It is amazing how one small thing can taint an evening.
Take restaurants, as an example. When I flew back to Mexico on Saturday, Lou picked me up at the Mazanillo airport. Only a true friend would do something like that.
We started a conversation on our way to my house and decided to recess it until Wynn could join us for dinner. Because I am about to join the Barra de Navidad set, we decided to have dinner at a restaurant there that has been a rather inconsistent food and service experience for me.
And Saturday was no exception. The service was indifferent. I always find that unusual in Mexico. In Paris, I have come to expect being treated as a painful reminder to the waiter that life is simply a meaningless existential exercise. But, in Mexico? Where the closest translation for angst is fiesta.
The food was fine. However, because my schnitzel was a bit dry, I requested a bit of the restaurant's celebrated goulash sauce. That night, it was a bit greasier than usual, but, for the first time, I noted a subtle underlying flavor. Wynn thought it was worcestershire. I thought it was sherry.
It didn't really matter. Whatever it was, it did not cut the sauce's oiliness.
On the way out, I saw the owner. Merely out of curiosity, I told her I thought I tasted a hint of sherry in the sauce, and asked her if I was correct. She looked at me as if I had asked her for her bank account numbers and her PIN.
She responded: "There is an ingredient" -- in the same tone that an indulgent mother tells an autistic child that it is time to gather up his crayons.
Of course, I had no intention of trying to duplicate her rather pedestrian sauce. But I would have been very interested in discussing the art of cooking (or the art of managing customer expectations) with her.
I know there are some people who guard even the fact that pork is used in the goulash. But, for a restaurant, it is self-defeating. Unless, of course, your idea of haut cuisine runs to the secret herbs and spices found at KFC.
I am now left with the plausible possibility that "the ingredient" is either ketchup or peanut butter, though, I know it isn't. But she did nothing to stop such wild speculation.

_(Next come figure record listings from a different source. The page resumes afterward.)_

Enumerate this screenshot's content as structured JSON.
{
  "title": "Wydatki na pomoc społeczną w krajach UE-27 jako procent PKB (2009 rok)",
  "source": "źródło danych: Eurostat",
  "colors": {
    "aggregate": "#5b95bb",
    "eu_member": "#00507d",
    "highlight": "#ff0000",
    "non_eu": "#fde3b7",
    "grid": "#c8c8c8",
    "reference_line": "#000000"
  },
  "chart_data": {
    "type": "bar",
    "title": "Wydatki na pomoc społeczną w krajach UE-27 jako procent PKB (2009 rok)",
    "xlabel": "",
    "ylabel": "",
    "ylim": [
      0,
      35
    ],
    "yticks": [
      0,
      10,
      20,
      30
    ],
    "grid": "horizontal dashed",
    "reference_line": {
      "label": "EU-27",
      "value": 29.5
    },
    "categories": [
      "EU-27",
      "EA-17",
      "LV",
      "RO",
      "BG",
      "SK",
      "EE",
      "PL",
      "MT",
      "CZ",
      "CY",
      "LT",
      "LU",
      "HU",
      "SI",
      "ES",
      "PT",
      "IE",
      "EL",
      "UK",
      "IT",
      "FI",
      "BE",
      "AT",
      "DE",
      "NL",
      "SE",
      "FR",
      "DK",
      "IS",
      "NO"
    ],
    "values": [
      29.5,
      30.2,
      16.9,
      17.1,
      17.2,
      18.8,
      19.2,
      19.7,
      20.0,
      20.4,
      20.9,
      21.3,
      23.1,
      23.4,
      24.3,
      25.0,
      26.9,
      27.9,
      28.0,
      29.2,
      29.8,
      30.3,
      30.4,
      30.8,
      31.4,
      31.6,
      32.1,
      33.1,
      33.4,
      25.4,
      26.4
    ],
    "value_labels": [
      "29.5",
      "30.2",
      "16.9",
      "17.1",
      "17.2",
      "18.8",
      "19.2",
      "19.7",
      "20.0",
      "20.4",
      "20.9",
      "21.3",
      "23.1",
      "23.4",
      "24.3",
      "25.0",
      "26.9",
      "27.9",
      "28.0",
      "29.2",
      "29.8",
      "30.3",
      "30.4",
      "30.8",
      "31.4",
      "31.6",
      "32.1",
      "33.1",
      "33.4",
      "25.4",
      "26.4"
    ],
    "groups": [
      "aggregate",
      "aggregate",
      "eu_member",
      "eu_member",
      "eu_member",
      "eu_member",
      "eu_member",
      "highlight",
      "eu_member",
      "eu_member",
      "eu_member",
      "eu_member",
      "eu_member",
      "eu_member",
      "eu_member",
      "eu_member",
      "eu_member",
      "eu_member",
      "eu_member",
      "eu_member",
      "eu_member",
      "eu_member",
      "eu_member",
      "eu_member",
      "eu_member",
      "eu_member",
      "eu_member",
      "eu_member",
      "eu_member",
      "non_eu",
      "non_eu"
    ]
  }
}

Hers is the only restaurant where I have ever encountered that secretive response. Alex in La Manzanilla loves to discuss the ingredients she uses. A neighborhood cook in Melaque was a bit reluctant to tell me that one of the main ingredients in his Diabla sauce really is ketchup. But he told me. And I still eat there, and enjoy his sauce.
There are plenty of places to eat in this area that offer good food, good service, and even better conversation. I will probably hang out in those places more often.